Recently I asked the boss for some money for some new stuff for the MLC: laminating for the new signs, batteries for the clocks, an HDMI cable for the electronic sign, new trays for the tea and coffee, and also new play dough. In her email to approve this expense, she said, “Play dough eh? Have fun.” You could almost see the smile as she thought of all the unusual things we have asked for in the past.
I don’t judge her. Firstly because our good Pro-Vice Chancellor for Student Experience is a most excellent advocate for good teaching across the uni, secondly because not many people realise just how awesome playdough is for teaching maths, and finally because we DO ask for some pretty unusual stuff.
Not that I needed justification for making my unusual request, but all the same I got my justification yesterday when the playdough came in handy in a way I had never used before.

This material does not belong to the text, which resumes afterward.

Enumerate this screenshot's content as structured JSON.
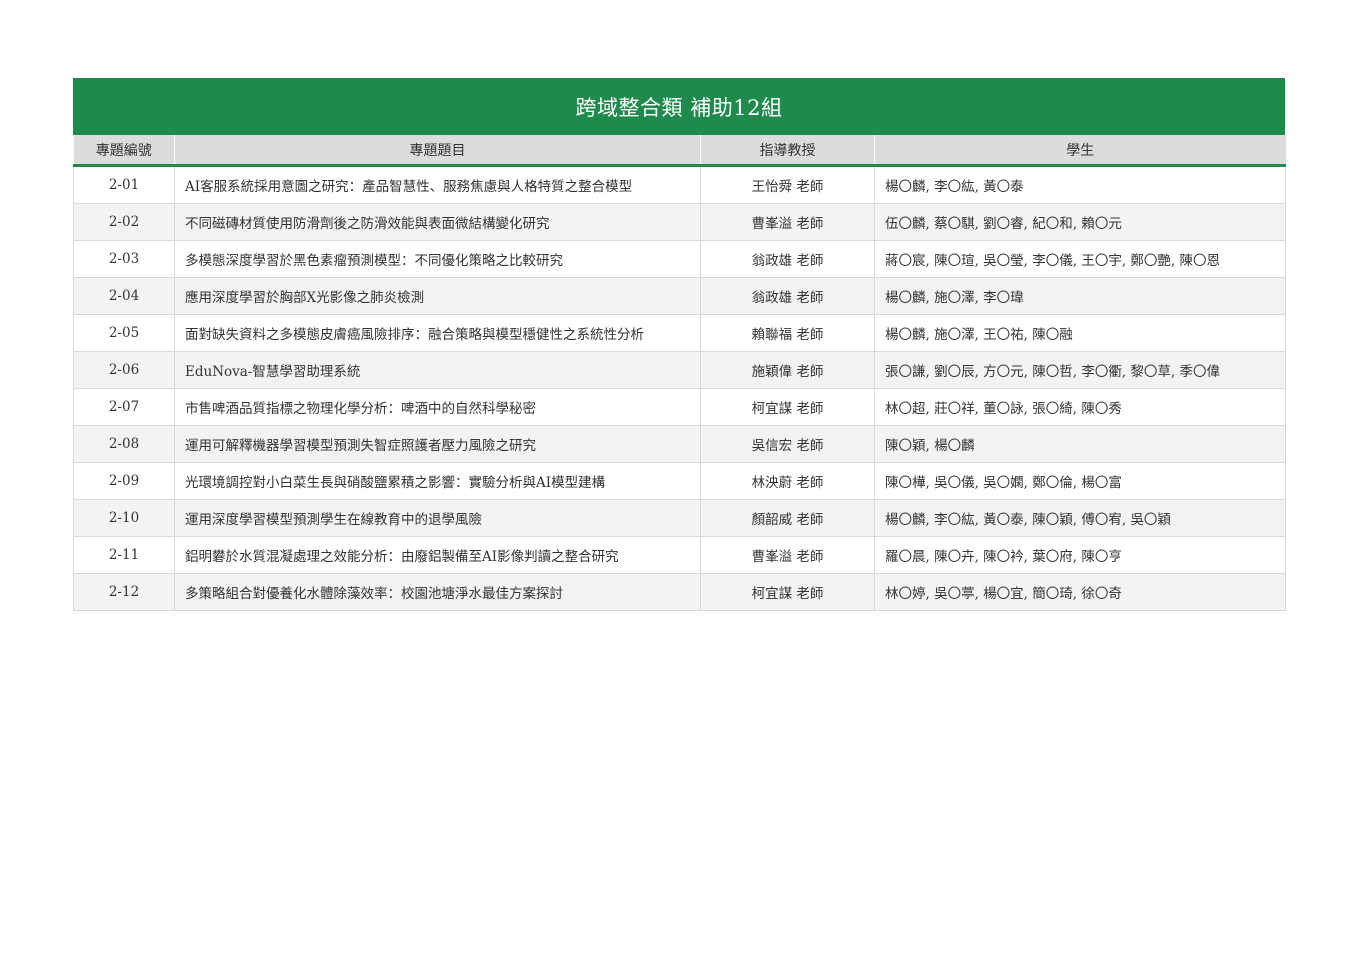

A student was studying for her Statics test (“Statics” is a physics course that the Engineering students do). She was trying to understand why a particular force would produce an anticlockwise rotation around an axis in 3D. We looked up the right-hand rule in the book, and we drew pictures and waved our hands, but she just could not see it.

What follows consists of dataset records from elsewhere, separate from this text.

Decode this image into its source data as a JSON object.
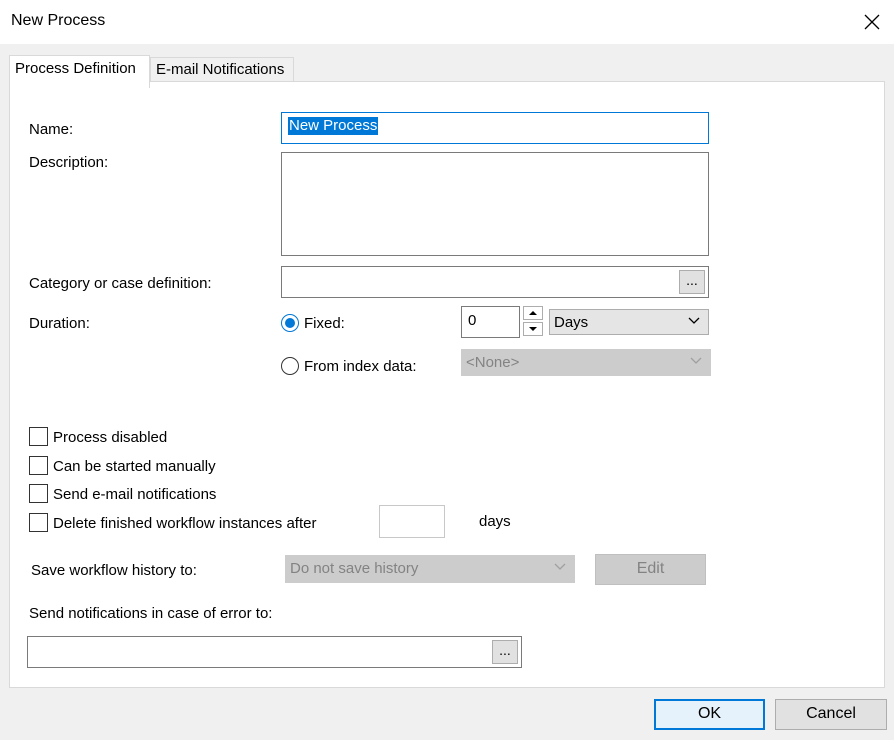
{
  "window": {
    "title": "New Process"
  },
  "tabs": [
    {
      "label": "Process Definition"
    },
    {
      "label": "E-mail Notifications"
    }
  ],
  "form": {
    "name_label": "Name:",
    "name_value": "New Process",
    "description_label": "Description:",
    "description_value": "",
    "category_label": "Category or case definition:",
    "category_value": "",
    "browse_label": "...",
    "duration_label": "Duration:",
    "fixed_label": "Fixed:",
    "fixed_selected": true,
    "fixed_value": "0",
    "unit_value": "Days",
    "index_label": "From index data:",
    "index_value": "<None>",
    "options": [
      {
        "label": "Process disabled",
        "checked": false
      },
      {
        "label": "Can be started manually",
        "checked": false
      },
      {
        "label": "Send e-mail notifications",
        "checked": false
      },
      {
        "label": "Delete finished workflow instances after",
        "checked": false
      }
    ],
    "days_value": "",
    "days_label": "days",
    "history_label": "Save workflow history to:",
    "history_value": "Do not save history",
    "edit_label": "Edit",
    "error_label": "Send notifications in case of error to:",
    "error_value": "",
    "error_browse_label": "..."
  },
  "footer": {
    "ok_label": "OK",
    "cancel_label": "Cancel"
  },
  "colors": {
    "accent": "#0078d7",
    "panel": "#ffffff",
    "chrome": "#f0f0f0"
  }
}
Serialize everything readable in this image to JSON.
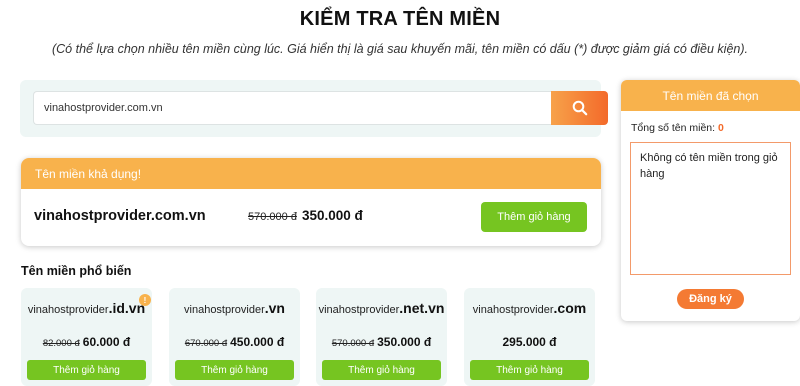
{
  "header": {
    "title": "KIỂM TRA TÊN MIỀN",
    "subtitle": "(Có thể lựa chọn nhiều tên miền cùng lúc. Giá hiển thị là giá sau khuyến mãi, tên miền có dấu (*) được giảm giá có điều kiện)."
  },
  "search": {
    "value": "vinahostprovider.com.vn",
    "icon": "search-icon"
  },
  "result": {
    "header": "Tên miền khả dụng!",
    "domain": "vinahostprovider.com.vn",
    "old_price": "570.000 đ",
    "price": "350.000 đ",
    "add_label": "Thêm giỏ hàng"
  },
  "popular": {
    "heading": "Tên miền phổ biến",
    "items": [
      {
        "name": "vinahostprovider",
        "tld": ".id.vn",
        "old_price": "82.000 đ",
        "price": "60.000 đ",
        "add_label": "Thêm giỏ hàng",
        "badge": "!"
      },
      {
        "name": "vinahostprovider",
        "tld": ".vn",
        "old_price": "670.000 đ",
        "price": "450.000 đ",
        "add_label": "Thêm giỏ hàng"
      },
      {
        "name": "vinahostprovider",
        "tld": ".net.vn",
        "old_price": "570.000 đ",
        "price": "350.000 đ",
        "add_label": "Thêm giỏ hàng"
      },
      {
        "name": "vinahostprovider",
        "tld": ".com",
        "old_price": "",
        "price": "295.000 đ",
        "add_label": "Thêm giỏ hàng"
      }
    ]
  },
  "cart": {
    "header": "Tên miền đã chọn",
    "count_label": "Tổng số tên miền:",
    "count_value": "0",
    "textarea": "Không có tên miền trong giỏ hàng",
    "register_label": "Đăng ký"
  },
  "colors": {
    "accent_orange": "#f8b24c",
    "button_green": "#76c521",
    "search_orange": "#f36a2a",
    "panel_bg": "#eef6f5"
  }
}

I was just saying, “You have to think of the object the force is pushing on as a solid box…” when it suddenly occurred to me that I could actually MAKE a solid box! So I jumped up and ran to get the playdough out of the cupboard. She watched nonplussed as I moulded it into a box, drew some coordinate axes on paper and plonked the box down on the paper.
“Here is your force,” I said as I pushed with my finger on the corner of the box. And lo and behold, it rotated anticlockwise around the axis! The look on her face as all the confusion melted away was priceless. Seeing this look on people’s faces one of the reasons I love my job, but it also totally justified spending the University’s mony on some nice new playdough!